Между двумя современными зданиями притулилось старинное синтоистское святилище, – по-видимому, перенесенное сюда когда-то со своего изначального места после землетрясения. Перед входом были установлены новенькие красные тории и сидела пара позеленевших от времени каменных фигурок комаину[43]. Надпись на табличке гласила: «Храм Такаяма Инари, Синагава»[44]. Александр поднялся по невысокой каменной лестнице, чтобы символически омыть руки и ополоснуть рот в красивом тэмидзуя с гербом-моном томоэ[45], похожем на три вписанные в круг запятые – когда-то он видел такой же в храме Хатимана в Нагоя и запомнил его название.
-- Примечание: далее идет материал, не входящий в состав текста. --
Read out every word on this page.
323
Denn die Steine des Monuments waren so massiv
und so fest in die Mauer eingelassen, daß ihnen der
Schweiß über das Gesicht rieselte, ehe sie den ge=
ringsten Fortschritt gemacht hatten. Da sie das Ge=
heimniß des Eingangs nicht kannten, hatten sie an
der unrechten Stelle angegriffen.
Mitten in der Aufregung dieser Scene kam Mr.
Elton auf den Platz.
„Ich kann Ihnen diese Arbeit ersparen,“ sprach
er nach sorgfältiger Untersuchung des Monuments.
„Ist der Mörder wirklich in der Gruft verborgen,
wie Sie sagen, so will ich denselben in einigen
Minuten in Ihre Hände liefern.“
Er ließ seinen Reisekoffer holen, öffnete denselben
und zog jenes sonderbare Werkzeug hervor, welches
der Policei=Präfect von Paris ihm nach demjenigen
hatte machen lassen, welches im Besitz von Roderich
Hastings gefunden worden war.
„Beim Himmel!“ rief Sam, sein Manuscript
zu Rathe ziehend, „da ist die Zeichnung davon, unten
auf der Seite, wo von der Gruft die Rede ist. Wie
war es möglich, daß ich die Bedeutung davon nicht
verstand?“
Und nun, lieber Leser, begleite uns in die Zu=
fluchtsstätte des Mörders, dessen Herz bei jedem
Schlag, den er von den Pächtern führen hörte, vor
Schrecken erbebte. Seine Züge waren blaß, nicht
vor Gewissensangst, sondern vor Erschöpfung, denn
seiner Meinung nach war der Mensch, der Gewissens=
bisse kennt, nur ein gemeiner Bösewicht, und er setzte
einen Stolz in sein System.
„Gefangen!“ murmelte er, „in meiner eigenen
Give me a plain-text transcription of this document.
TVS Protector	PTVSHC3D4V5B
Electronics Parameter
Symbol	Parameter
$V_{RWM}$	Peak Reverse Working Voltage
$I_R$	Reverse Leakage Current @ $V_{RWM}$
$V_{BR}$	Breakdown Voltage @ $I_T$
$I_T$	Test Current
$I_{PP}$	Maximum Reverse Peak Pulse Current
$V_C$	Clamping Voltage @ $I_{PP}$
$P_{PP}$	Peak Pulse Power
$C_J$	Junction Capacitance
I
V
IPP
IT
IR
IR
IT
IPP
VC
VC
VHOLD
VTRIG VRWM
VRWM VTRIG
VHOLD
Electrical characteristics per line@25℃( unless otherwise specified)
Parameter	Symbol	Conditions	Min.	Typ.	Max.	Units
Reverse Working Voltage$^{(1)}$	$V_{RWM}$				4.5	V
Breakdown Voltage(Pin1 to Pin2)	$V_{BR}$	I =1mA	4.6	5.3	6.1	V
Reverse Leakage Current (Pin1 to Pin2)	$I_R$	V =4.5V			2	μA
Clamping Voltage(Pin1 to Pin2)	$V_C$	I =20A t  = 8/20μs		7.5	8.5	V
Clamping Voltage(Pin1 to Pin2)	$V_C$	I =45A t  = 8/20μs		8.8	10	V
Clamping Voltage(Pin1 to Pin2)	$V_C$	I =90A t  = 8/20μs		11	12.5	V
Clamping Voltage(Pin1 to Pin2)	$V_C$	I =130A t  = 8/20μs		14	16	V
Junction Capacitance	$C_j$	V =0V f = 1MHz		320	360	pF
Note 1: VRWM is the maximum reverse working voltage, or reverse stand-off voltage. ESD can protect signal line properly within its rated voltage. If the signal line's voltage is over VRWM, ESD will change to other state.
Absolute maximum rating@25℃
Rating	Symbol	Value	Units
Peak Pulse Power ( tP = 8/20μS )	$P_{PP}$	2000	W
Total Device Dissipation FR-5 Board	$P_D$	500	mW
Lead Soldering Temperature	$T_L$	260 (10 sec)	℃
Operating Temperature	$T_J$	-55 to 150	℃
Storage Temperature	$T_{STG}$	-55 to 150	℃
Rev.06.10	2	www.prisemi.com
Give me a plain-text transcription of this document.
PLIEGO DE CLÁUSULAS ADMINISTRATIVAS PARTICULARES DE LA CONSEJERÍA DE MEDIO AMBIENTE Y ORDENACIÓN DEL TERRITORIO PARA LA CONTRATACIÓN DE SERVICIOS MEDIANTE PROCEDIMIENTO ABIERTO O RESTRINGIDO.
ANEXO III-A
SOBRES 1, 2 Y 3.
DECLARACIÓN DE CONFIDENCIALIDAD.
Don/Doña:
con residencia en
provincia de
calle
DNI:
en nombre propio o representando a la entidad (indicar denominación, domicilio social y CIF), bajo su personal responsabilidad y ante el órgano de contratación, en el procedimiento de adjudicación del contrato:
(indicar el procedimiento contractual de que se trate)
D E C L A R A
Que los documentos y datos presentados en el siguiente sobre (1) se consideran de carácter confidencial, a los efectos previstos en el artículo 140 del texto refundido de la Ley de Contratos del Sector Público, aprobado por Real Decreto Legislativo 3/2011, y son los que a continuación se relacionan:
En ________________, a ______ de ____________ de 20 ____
Вокруг тэмидзуя росли кустики священного растения сакаки[46] – его плотные темно-зеленые листья поблескивали от осевшей на них влаги. Массивные деревянные столбы, поддерживавшие навес, были украшены резными цветами и листьями пионов, а вода лилась в резервуар из открытой пасти фигурки китайского морского дракона с длинными завитыми усами и рогами, напоминающими оленьи.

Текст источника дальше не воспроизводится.